A lawyer or accountant may not be used to circumvent these rules. They may not receive cash above the above amounts as part of their business service to their client .
As for salaries, donations or loans, cash may not be paid if their amount exceeds NIS 11,000, except for loans by regulated financial bodies.
Exceptions to the cash limits
The cash limits may not apply to non-salary payments to a family member, namely: spouse, parent, son, daughter, brother or sister or their children, grandson, granddaughter, and spouse of all these, and other dependents “attached to their table”. Governmental bodies may also be let off the cash limits by the Finance Minister and other relevant minister.
No Blank checks
Additional measures aim to stamp out the practice of checks being endorsed and passed down a chain of hands before eventually being banked. All endorsements must be to a named recipient.
Moreover, a business may not give or receive, as part of its business, payment by check for transaction or as salary, donation, loan or gift unless the name of the recipient is stated on a check banked or endorsed.

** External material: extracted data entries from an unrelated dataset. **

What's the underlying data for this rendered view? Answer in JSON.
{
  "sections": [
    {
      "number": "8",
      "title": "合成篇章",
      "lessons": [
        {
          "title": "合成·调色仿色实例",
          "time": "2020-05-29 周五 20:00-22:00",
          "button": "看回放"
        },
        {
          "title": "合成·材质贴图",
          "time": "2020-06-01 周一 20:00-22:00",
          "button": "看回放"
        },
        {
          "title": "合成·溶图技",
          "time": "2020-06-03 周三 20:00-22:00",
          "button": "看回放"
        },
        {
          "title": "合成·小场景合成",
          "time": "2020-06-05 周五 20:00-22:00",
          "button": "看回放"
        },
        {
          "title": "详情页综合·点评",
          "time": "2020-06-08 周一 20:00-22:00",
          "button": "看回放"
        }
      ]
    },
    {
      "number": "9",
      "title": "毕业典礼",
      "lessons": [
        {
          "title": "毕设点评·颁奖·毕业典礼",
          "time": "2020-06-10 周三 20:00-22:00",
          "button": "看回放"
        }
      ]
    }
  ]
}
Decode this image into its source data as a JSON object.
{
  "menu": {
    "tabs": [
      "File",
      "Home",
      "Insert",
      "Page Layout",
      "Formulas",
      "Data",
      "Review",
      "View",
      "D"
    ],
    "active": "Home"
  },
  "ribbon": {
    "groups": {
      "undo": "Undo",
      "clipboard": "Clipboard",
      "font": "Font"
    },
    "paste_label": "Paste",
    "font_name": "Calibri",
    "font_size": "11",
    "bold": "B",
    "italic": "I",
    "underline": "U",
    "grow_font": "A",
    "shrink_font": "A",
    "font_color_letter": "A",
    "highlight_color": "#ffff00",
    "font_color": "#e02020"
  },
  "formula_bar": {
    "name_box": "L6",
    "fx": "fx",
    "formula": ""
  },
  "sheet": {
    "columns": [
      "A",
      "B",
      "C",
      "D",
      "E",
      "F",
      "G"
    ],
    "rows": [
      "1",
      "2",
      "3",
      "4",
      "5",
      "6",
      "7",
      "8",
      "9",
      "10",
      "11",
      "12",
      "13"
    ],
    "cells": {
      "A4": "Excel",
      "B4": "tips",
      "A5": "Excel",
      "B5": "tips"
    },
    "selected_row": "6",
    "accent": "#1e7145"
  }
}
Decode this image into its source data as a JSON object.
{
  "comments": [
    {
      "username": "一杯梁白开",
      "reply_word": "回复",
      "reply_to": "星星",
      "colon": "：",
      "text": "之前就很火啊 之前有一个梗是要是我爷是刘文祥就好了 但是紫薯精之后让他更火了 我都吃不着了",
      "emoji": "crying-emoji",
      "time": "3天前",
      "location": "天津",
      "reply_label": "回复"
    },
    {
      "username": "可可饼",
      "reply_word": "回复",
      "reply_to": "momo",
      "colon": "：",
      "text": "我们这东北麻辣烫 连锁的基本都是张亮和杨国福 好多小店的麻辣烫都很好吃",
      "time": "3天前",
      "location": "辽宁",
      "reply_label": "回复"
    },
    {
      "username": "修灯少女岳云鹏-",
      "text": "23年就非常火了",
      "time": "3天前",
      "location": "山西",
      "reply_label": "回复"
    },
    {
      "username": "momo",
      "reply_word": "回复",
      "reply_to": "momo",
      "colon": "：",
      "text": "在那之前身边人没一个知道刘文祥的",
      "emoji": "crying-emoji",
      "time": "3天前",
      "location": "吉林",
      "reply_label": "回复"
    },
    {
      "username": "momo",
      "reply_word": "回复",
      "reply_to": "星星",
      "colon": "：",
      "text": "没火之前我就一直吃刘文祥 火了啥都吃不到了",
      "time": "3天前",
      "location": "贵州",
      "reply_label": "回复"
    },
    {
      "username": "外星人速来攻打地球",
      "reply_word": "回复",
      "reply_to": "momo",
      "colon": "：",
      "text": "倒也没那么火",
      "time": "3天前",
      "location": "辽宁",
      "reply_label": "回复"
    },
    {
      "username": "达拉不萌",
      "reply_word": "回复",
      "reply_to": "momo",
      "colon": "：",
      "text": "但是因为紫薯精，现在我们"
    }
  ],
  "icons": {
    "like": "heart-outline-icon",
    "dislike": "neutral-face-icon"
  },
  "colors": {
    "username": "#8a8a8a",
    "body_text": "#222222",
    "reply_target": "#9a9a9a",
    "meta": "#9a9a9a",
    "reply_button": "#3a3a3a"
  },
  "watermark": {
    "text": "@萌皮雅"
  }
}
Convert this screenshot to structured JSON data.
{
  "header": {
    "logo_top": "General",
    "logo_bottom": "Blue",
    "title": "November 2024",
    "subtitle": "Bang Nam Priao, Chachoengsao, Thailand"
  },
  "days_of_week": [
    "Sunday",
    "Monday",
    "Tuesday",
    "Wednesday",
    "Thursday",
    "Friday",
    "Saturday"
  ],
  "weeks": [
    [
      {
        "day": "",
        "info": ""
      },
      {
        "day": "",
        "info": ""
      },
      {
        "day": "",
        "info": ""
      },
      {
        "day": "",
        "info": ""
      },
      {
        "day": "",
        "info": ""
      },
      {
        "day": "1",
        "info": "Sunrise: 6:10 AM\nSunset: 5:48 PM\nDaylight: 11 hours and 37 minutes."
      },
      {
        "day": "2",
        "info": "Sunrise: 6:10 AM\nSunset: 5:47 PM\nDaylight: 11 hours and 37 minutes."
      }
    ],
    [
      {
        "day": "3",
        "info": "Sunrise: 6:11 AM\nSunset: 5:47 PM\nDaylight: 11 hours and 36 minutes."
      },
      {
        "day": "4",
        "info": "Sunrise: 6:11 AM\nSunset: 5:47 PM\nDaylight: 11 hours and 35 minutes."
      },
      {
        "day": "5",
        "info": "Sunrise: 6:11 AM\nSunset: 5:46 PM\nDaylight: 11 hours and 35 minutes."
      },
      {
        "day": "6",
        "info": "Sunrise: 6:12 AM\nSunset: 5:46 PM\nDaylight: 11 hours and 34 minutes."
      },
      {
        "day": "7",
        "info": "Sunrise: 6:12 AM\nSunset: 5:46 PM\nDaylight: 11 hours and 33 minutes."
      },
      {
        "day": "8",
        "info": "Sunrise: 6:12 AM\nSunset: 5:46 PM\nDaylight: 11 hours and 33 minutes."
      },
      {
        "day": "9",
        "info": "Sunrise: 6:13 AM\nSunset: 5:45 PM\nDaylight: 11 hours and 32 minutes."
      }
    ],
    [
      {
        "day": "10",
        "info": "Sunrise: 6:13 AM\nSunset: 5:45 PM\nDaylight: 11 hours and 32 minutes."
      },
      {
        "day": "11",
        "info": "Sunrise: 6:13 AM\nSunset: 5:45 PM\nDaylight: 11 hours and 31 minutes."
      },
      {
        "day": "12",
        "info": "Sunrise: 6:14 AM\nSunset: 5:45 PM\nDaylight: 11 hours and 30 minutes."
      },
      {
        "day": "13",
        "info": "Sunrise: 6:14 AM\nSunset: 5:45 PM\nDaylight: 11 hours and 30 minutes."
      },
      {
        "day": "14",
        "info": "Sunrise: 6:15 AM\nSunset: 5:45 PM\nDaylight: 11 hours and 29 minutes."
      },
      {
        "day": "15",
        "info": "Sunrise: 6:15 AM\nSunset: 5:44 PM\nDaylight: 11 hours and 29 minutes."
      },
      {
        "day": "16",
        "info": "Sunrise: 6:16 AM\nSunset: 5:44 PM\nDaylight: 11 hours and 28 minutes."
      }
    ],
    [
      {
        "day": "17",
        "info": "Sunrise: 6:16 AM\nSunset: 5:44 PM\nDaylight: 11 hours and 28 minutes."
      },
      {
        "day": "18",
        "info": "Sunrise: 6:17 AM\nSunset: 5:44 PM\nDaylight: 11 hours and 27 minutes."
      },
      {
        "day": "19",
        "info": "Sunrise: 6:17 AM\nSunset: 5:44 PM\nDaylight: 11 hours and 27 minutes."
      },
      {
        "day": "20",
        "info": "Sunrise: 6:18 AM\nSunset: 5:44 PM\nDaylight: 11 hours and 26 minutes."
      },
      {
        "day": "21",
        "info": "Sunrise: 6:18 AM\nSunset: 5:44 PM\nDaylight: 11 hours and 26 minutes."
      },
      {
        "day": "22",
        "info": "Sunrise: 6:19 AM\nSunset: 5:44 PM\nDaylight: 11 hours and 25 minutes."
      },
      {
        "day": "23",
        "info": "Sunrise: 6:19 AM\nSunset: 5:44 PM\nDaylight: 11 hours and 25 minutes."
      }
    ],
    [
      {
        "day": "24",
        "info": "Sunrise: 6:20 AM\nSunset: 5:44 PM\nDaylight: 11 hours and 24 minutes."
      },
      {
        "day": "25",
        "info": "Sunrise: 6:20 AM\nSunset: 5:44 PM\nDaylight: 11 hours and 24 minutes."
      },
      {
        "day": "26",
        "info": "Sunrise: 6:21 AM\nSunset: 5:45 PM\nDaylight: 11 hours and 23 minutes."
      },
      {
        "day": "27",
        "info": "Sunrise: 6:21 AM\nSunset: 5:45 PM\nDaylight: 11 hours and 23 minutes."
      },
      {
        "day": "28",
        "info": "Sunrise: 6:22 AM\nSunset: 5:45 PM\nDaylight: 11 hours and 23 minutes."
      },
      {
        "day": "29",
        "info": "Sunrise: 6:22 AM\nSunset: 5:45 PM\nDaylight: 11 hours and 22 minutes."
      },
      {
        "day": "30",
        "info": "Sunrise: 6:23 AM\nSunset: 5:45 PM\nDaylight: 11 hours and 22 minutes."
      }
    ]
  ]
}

A consumer may not accept payment by check for a transaction or as salary, donation, loan or gift exceeding NIS 5,000 without his name being stated on a check banked or endorsed. A consumer may not give a check in payment to a business for such things without the name of the business being stated on the check banked or endorsed, nor give such a check exceeding NIS 5,000 for such things to another consumer.
In the case of an infringement, the Tax Director is empowered to impose penalties ranging from 15% to 30% of the cash payment or endorsement to an unnamed person. First the alleged offender must be notified and allowed 45 days after delivery to appeal to the Tax Director. The Tax Director must then notify his final decision, whereupon appeal may be filed at the magistrates’ court within 30 days after delivery. If it happens again within 2 years, the penalty is doubled. Offenses may be published, but not the offender’s name.
As mentioned, these new rules take effect January 1, 2019. It is not yet clear what happens if payment takes place in bitcoins or other virtual currencies. But it is clear these new offenses will strengthen the hand of the Israeli Tax Authority.
The main deterrent may be the ability of tax officials link these offenses to existing tough rules that enable tax officials to disqualify the books of businesses that are deemed inadequate.
In cases of inadequate books, tax officials may estimate the taxable income of the taxpayer to the best of their judgment, which is never good for the taxpayer….
As always, consult experienced tax advisors in each country at an early stage in specific cases.